Schools with the less than 10 percent of eighth-grade students enrolled in a health instruction class are located in Manhattan. But, the majority of schools with less than 33 percent of eighth-grade students are located throughout the Bronx.

“In communities where poverty and other issues take priority, if you’re concern is staying alive, teen pregnancy is low on the totem pole,” said Horne.

Despite declines in recent years, the national average for teen pregnancies remains relatively high, a trend that has reflected in New York State for the past two decades.

“The data shows that young people should be prepared two to three years in advances to make decisions,” Rogers said. “We want to prepare young people in advanced so they can feel prepared and confident and to that, they aren’t learning the information as they are going through it.”

One group of students decided to study the matter themselves. They surveyed 300 of their peers and came up with findings similar to the comptroller.

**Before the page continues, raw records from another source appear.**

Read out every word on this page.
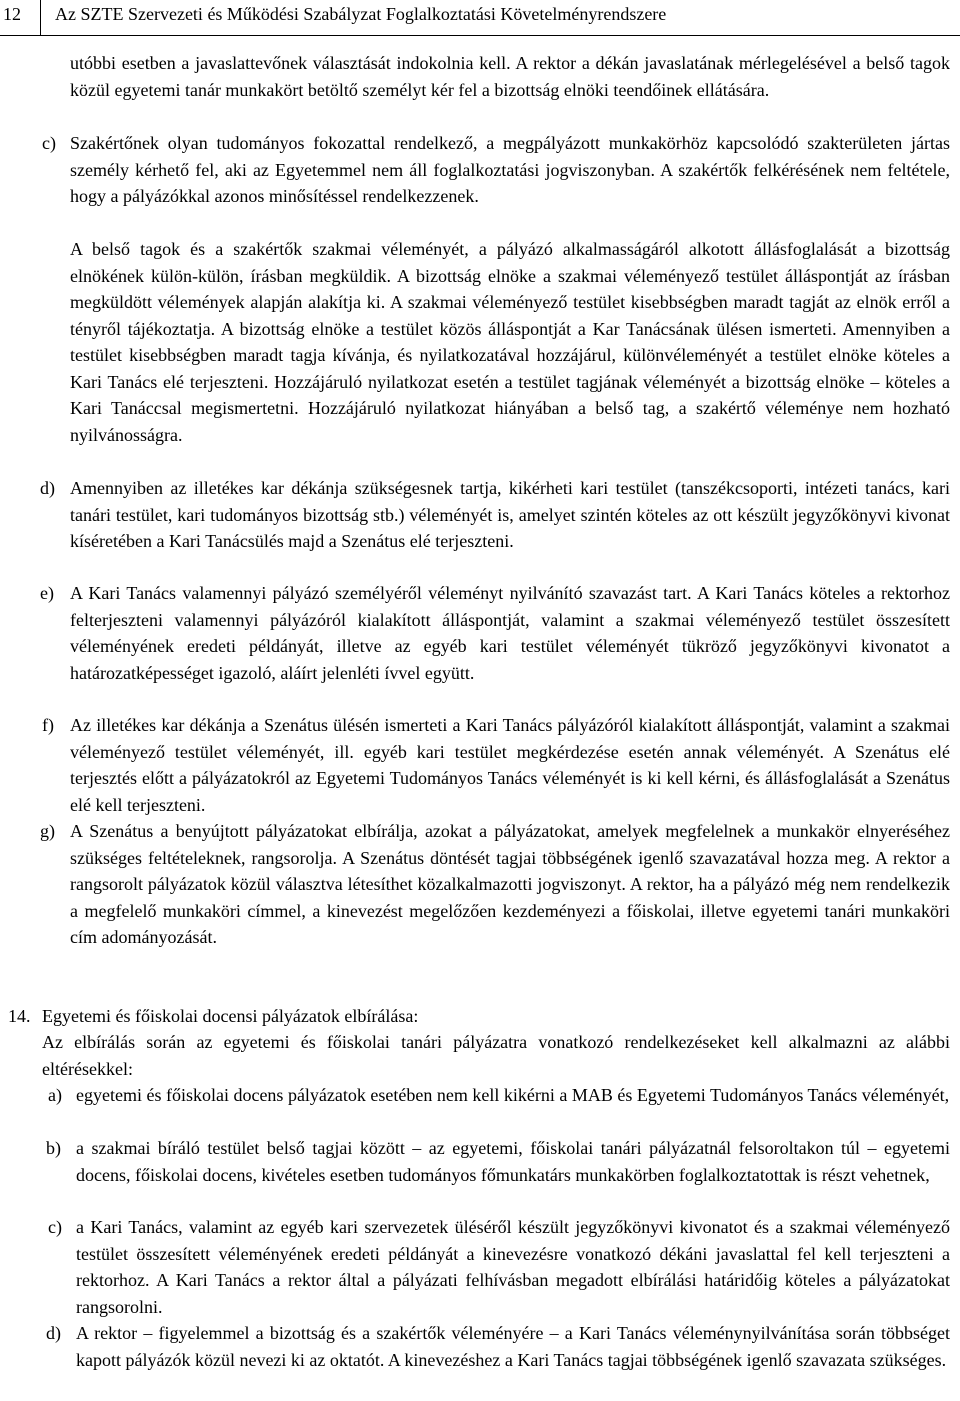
12 Az SZTE Szervezeti és Működési Szabályzat Foglalkoztatási Követelményrendszere

utóbbi esetben a javaslattevőnek választását indokolnia kell. A rektor a dékán javaslatának mérlegelésével a belső tagok közül egyetemi tanár munkakört betöltő személyt kér fel a bizottság elnöki teendőinek ellátására.

c) Szakértőnek olyan tudományos fokozattal rendelkező, a megpályázott munkakörhöz kapcsolódó szakterületen jártas személy kérhető fel, aki az Egyetemmel nem áll foglalkoztatási jogviszonyban. A szakértők felkérésének nem feltétele, hogy a pályázókkal azonos minősítéssel rendelkezzenek.

A belső tagok és a szakértők szakmai véleményét, a pályázó alkalmasságáról alkotott állásfoglalását a bizottság elnökének külön-külön, írásban megküldik. A bizottság elnöke a szakmai véleményező testület álláspontját az írásban megküldött vélemények alapján alakítja ki. A szakmai véleményező testület kisebbségben maradt tagját az elnök erről a tényről tájékoztatja. A bizottság elnöke a testület közös álláspontját a Kar Tanácsának ülésen ismerteti. Amennyiben a testület kisebbségben maradt tagja kívánja, és nyilatkozatával hozzájárul, különvéleményét a testület elnöke köteles a Kari Tanács elé terjeszteni. Hozzájáruló nyilatkozat esetén a testület tagjának véleményét a bizottság elnöke – köteles a Kari Tanáccsal megismertetni. Hozzájáruló nyilatkozat hiányában a belső tag, a szakértő véleménye nem hozható nyilvánosságra.

d) Amennyiben az illetékes kar dékánja szükségesnek tartja, kikérheti kari testület (tanszékcsoporti, intézeti tanács, kari tanári testület, kari tudományos bizottság stb.) véleményét is, amelyet szintén köteles az ott készült jegyzőkönyvi kivonat kíséretében a Kari Tanácsülés majd a Szenátus elé terjeszteni.

e) A Kari Tanács valamennyi pályázó személyéről véleményt nyilvánító szavazást tart. A Kari Tanács köteles a rektorhoz felterjeszteni valamennyi pályázóról kialakított álláspontját, valamint a szakmai véleményező testület összesített véleményének eredeti példányát, illetve az egyéb kari testület véleményét tükröző jegyzőkönyvi kivonatot a határozatképességet igazoló, aláírt jelenléti ívvel együtt.

f) Az illetékes kar dékánja a Szenátus ülésén ismerteti a Kari Tanács pályázóról kialakított álláspontját, valamint a szakmai véleményező testület véleményét, ill. egyéb kari testület megkérdezése esetén annak véleményét. A Szenátus elé terjesztés előtt a pályázatokról az Egyetemi Tudományos Tanács véleményét is ki kell kérni, és állásfoglalását a Szenátus elé kell terjeszteni.

g) A Szenátus a benyújtott pályázatokat elbírálja, azokat a pályázatokat, amelyek megfelelnek a munkakör elnyeréséhez szükséges feltételeknek, rangsorolja. A Szenátus döntését tagjai többségének igenlő szavazatával hozza meg. A rektor a rangsorolt pályázatok közül választva létesíthet közalkalmazotti jogviszonyt. A rektor, ha a pályázó még nem rendelkezik a megfelelő munkaköri címmel, a kinevezést megelőzően kezdeményezi a főiskolai, illetve egyetemi tanári munkaköri cím adományozását.

14. Egyetemi és főiskolai docensi pályázatok elbírálása:

Az elbírálás során az egyetemi és főiskolai tanári pályázatra vonatkozó rendelkezéseket kell alkalmazni az alábbi eltérésekkel:

a) egyetemi és főiskolai docens pályázatok esetében nem kell kikérni a MAB és Egyetemi Tudományos Tanács véleményét,

b) a szakmai bíráló testület belső tagjai között – az egyetemi, főiskolai tanári pályázatnál felsoroltakon túl – egyetemi docens, főiskolai docens, kivételes esetben tudományos főmunkatárs munkakörben foglalkoztatottak is részt vehetnek,

c) a Kari Tanács, valamint az egyéb kari szervezetek üléséről készült jegyzőkönyvi kivonatot és a szakmai véleményező testület összesített véleményének eredeti példányát a kinevezésre vonatkozó dékáni javaslattal fel kell terjeszteni a rektorhoz. A Kari Tanács a rektor által a pályázati felhívásban megadott elbírálási határidőig köteles a pályázatokat rangsorolni.

d) A rektor – figyelemmel a bizottság és a szakértők véleményére – a Kari Tanács véleménynyilvánítása során többséget kapott pályázók közül nevezi ki az oktatót. A kinevezéshez a Kari Tanács tagjai többségének igenlő szavazata szükséges.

“The majority of us had been in relationships by the time sex ed was taught,” on New York City high school student reported.

The survey found that 59 percent of students had not learned about consent in schools or elsewhere.

Sixty-three percent of students did not learn about gender identity and expression in school or elsewhere, and educators say ignoring this issue is a mistake.

“Mixed gendered programs demystify what’s going on with other genders,” Rogers said. “We know there are more than two genders and we want to recognize that. When we say there’s the boy’s room, and there’s the girl’s room we aren’t representing gender diversity.”

A study by the CDC found that health risks among LGBTQ youth tend to be higher and contribute to attempted suicide, alcohol and tobacco abuse, sexually transmitted infections, and weight management disorders. The study recommends school aim to reduce risk through sexual health education that is more inclusive of the LGBTQ experience.

“We need to go beyond heteronormative norms,” said another student.

The New York City Council passed legislation in May to review the state of sexual health education in schools and offer recommendations for improvements.

“Without this education students rely on friends and the internet,” said Rogers. “And the internet is not reliable.”

“We need to remove the taboo around this conversation.”